Central figures (Plato and Aristotle)
In the center of the fresco, at its architecture's central vanishing point, are the two undisputed main subjects: Plato on the left and Aristotle, his student, on the right. Both figures hold modern (of the time), bound copies of their books in their left hands, while gesturing with their right. Plato holds Timaeus, Aristotle his Nicomachean Ethics. Plato is depicted as old, grey, wise-looking, bare-foot. By contrast Aristotle, slightly ahead of him, is in mature manhood, handsome, well-shod and dressed, with gold, and the youth about them seem to look his way.

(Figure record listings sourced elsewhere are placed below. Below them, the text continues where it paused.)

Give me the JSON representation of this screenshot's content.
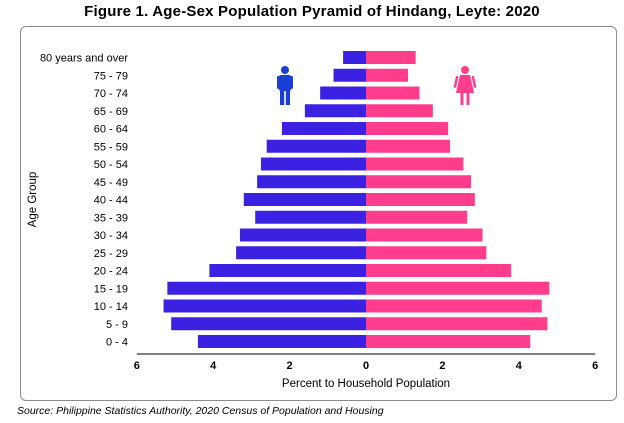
{
  "title": "Figure 1. Age-Sex Population Pyramid of Hindang, Leyte: 2020",
  "source": "Source: Philippine Statistics Authority, 2020 Census of Population and Housing",
  "chart_data": {
    "type": "bar",
    "orientation": "horizontal-pyramid",
    "categories": [
      "80 years and over",
      "75 - 79",
      "70 - 74",
      "65 - 69",
      "60 - 64",
      "55 - 59",
      "50 - 54",
      "45 - 49",
      "40 - 44",
      "35 - 39",
      "30 - 34",
      "25 - 29",
      "20 - 24",
      "15 - 19",
      "10 - 14",
      "5 - 9",
      "0 - 4"
    ],
    "series": [
      {
        "values": [
          0.6,
          0.85,
          1.2,
          1.6,
          2.2,
          2.6,
          2.75,
          2.85,
          3.2,
          2.9,
          3.3,
          3.4,
          4.1,
          5.2,
          5.3,
          5.1,
          4.4
        ],
        "color": "#3b22e3"
      },
      {
        "values": [
          1.3,
          1.1,
          1.4,
          1.75,
          2.15,
          2.2,
          2.55,
          2.75,
          2.85,
          2.65,
          3.05,
          3.15,
          3.8,
          4.8,
          4.6,
          4.75,
          4.3
        ],
        "color": "#ff3d8c"
      }
    ],
    "xlabel": "Percent to Household Population",
    "ylabel": "Age Group",
    "xlim": [
      -6,
      6
    ],
    "x_tick_labels": [
      "6",
      "4",
      "2",
      "0",
      "2",
      "4",
      "6"
    ],
    "grid": false,
    "legend": "icons",
    "icons": [
      "male-icon",
      "female-icon"
    ]
  }
}
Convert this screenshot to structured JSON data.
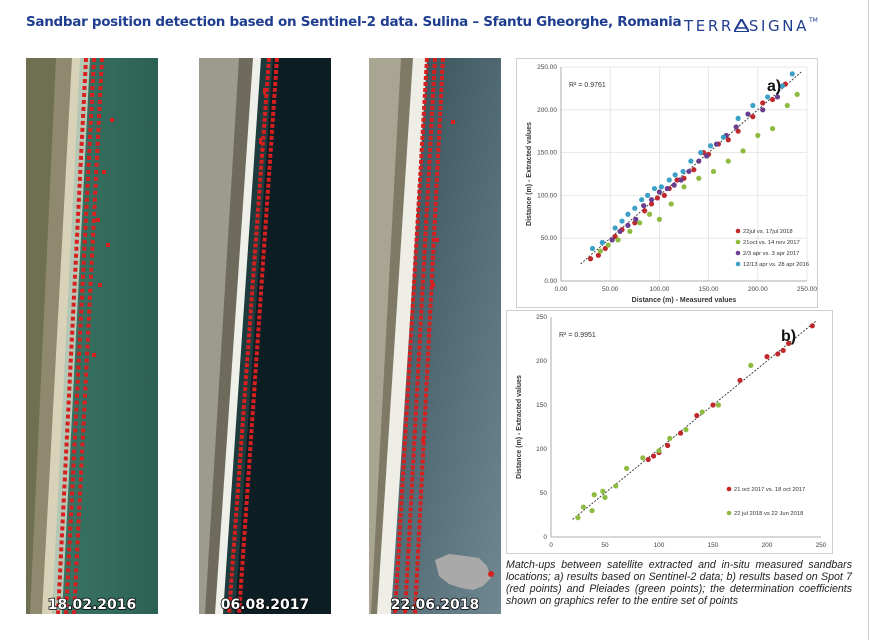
{
  "title": "Sandbar position detection based on Sentinel-2 data. Sulina – Sfantu Gheorghe, Romania",
  "logo": {
    "left": "TERR",
    "right": "SIGNA",
    "tm": "TM"
  },
  "images": [
    {
      "date": "18.02.2016"
    },
    {
      "date": "06.08.2017"
    },
    {
      "date": "22.06.2018"
    }
  ],
  "caption": "Match-ups between satellite extracted and in-situ measured sandbars locations; a) results based on Sentinel-2 data; b) results based on Spot 7 (red points) and Pleiades (green points); the determination coefficients shown on graphics refer to the entire set of points",
  "colors": {
    "title": "#1f3e8f",
    "red": "#c0292b",
    "green": "#8dba3f",
    "purple": "#6a3d8f",
    "teal": "#3b9fc6"
  },
  "chart_data": [
    {
      "type": "scatter",
      "panel_label": "a)",
      "r2": "R² = 0.9761",
      "xlabel": "Distance (m) - Measured values",
      "ylabel": "Distance (m) - Extracted values",
      "xlim": [
        0,
        250
      ],
      "ylim": [
        0,
        250
      ],
      "xticks": [
        "0.00",
        "50.00",
        "100.00",
        "150.00",
        "200.00",
        "250.00"
      ],
      "yticks": [
        "0.00",
        "50.00",
        "100.00",
        "150.00",
        "200.00",
        "250.00"
      ],
      "grid": true,
      "legend_position": "bottom-right",
      "series": [
        {
          "name": "22jul vs. 17jul 2018",
          "color": "#c0292b",
          "points": [
            [
              30,
              26
            ],
            [
              38,
              30
            ],
            [
              45,
              38
            ],
            [
              55,
              52
            ],
            [
              62,
              60
            ],
            [
              75,
              68
            ],
            [
              85,
              82
            ],
            [
              92,
              90
            ],
            [
              98,
              97
            ],
            [
              105,
              100
            ],
            [
              110,
              108
            ],
            [
              118,
              118
            ],
            [
              125,
              120
            ],
            [
              135,
              130
            ],
            [
              145,
              150
            ],
            [
              150,
              148
            ],
            [
              160,
              160
            ],
            [
              170,
              165
            ],
            [
              180,
              175
            ],
            [
              195,
              192
            ],
            [
              205,
              208
            ],
            [
              215,
              212
            ],
            [
              228,
              230
            ]
          ]
        },
        {
          "name": "21oct vs. 14 nov 2017",
          "color": "#8dba3f",
          "points": [
            [
              40,
              35
            ],
            [
              48,
              42
            ],
            [
              58,
              48
            ],
            [
              70,
              58
            ],
            [
              80,
              68
            ],
            [
              90,
              78
            ],
            [
              100,
              72
            ],
            [
              112,
              90
            ],
            [
              125,
              110
            ],
            [
              140,
              120
            ],
            [
              155,
              128
            ],
            [
              170,
              140
            ],
            [
              185,
              152
            ],
            [
              200,
              170
            ],
            [
              215,
              178
            ],
            [
              230,
              205
            ],
            [
              240,
              218
            ]
          ]
        },
        {
          "name": "2/3 apr vs. 3 apr 2017",
          "color": "#6a3d8f",
          "points": [
            [
              52,
              48
            ],
            [
              60,
              58
            ],
            [
              68,
              65
            ],
            [
              76,
              72
            ],
            [
              84,
              88
            ],
            [
              92,
              95
            ],
            [
              100,
              104
            ],
            [
              108,
              108
            ],
            [
              115,
              112
            ],
            [
              122,
              118
            ],
            [
              130,
              128
            ],
            [
              140,
              140
            ],
            [
              148,
              146
            ],
            [
              158,
              160
            ],
            [
              168,
              170
            ],
            [
              178,
              180
            ],
            [
              190,
              195
            ],
            [
              205,
              200
            ],
            [
              220,
              215
            ]
          ]
        },
        {
          "name": "12/13 apr vs. 28 apr 2016",
          "color": "#3b9fc6",
          "points": [
            [
              32,
              38
            ],
            [
              42,
              45
            ],
            [
              55,
              62
            ],
            [
              62,
              70
            ],
            [
              68,
              78
            ],
            [
              75,
              85
            ],
            [
              82,
              95
            ],
            [
              88,
              100
            ],
            [
              95,
              108
            ],
            [
              102,
              110
            ],
            [
              110,
              118
            ],
            [
              116,
              124
            ],
            [
              124,
              128
            ],
            [
              132,
              140
            ],
            [
              142,
              150
            ],
            [
              152,
              158
            ],
            [
              165,
              168
            ],
            [
              180,
              190
            ],
            [
              195,
              205
            ],
            [
              210,
              215
            ],
            [
              225,
              228
            ],
            [
              235,
              242
            ]
          ]
        }
      ]
    },
    {
      "type": "scatter",
      "panel_label": "b)",
      "r2": "R² = 0.9951",
      "xlabel": "Distance (m) - Measured values",
      "ylabel": "Distance (m) - Extracted values",
      "xlim": [
        0,
        250
      ],
      "ylim": [
        0,
        250
      ],
      "xticks": [
        "0",
        "50",
        "100",
        "150",
        "200",
        "250"
      ],
      "yticks": [
        "0",
        "50",
        "100",
        "150",
        "200",
        "250"
      ],
      "grid": false,
      "legend_position": "bottom-right",
      "series": [
        {
          "name": "21 oct 2017 vs. 18 oct 2017",
          "color": "#c0292b",
          "points": [
            [
              90,
              88
            ],
            [
              95,
              92
            ],
            [
              100,
              96
            ],
            [
              108,
              104
            ],
            [
              120,
              118
            ],
            [
              135,
              138
            ],
            [
              150,
              150
            ],
            [
              175,
              178
            ],
            [
              200,
              205
            ],
            [
              210,
              208
            ],
            [
              215,
              212
            ],
            [
              220,
              220
            ],
            [
              242,
              240
            ]
          ]
        },
        {
          "name": "22 jul 2018 vs 22 Jun 2018",
          "color": "#8dba3f",
          "points": [
            [
              25,
              22
            ],
            [
              30,
              34
            ],
            [
              38,
              30
            ],
            [
              40,
              48
            ],
            [
              48,
              52
            ],
            [
              50,
              45
            ],
            [
              60,
              58
            ],
            [
              70,
              78
            ],
            [
              85,
              90
            ],
            [
              100,
              98
            ],
            [
              110,
              112
            ],
            [
              125,
              122
            ],
            [
              140,
              142
            ],
            [
              155,
              150
            ],
            [
              185,
              195
            ]
          ]
        }
      ]
    }
  ]
}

In addition, these two central figures point to different dimensions: Plato points vertically, upward along the picture-plane, into the beautiful vault and heaven above it; Aristotle's hand is level with earth, on the horizontal plane at right-angles to the picture-plane (hence in strong foreshortening), initiating a powerful flow of space toward viewers. It is popularly thought that their gestures indicate central aspects of their philosophies, Plato's his Theory of Forms, Aristotle's his empiricist views, with an emphasis on concrete particulars. However Plato's Timaeus was, even in the Renaissance, a very influential treatise on the cosmos, whereas Aristotle insisted that the purpose of ethics is "practical" rather than "theoretical" or "speculative": not knowledge for its own sake, as he considered cosmology to be.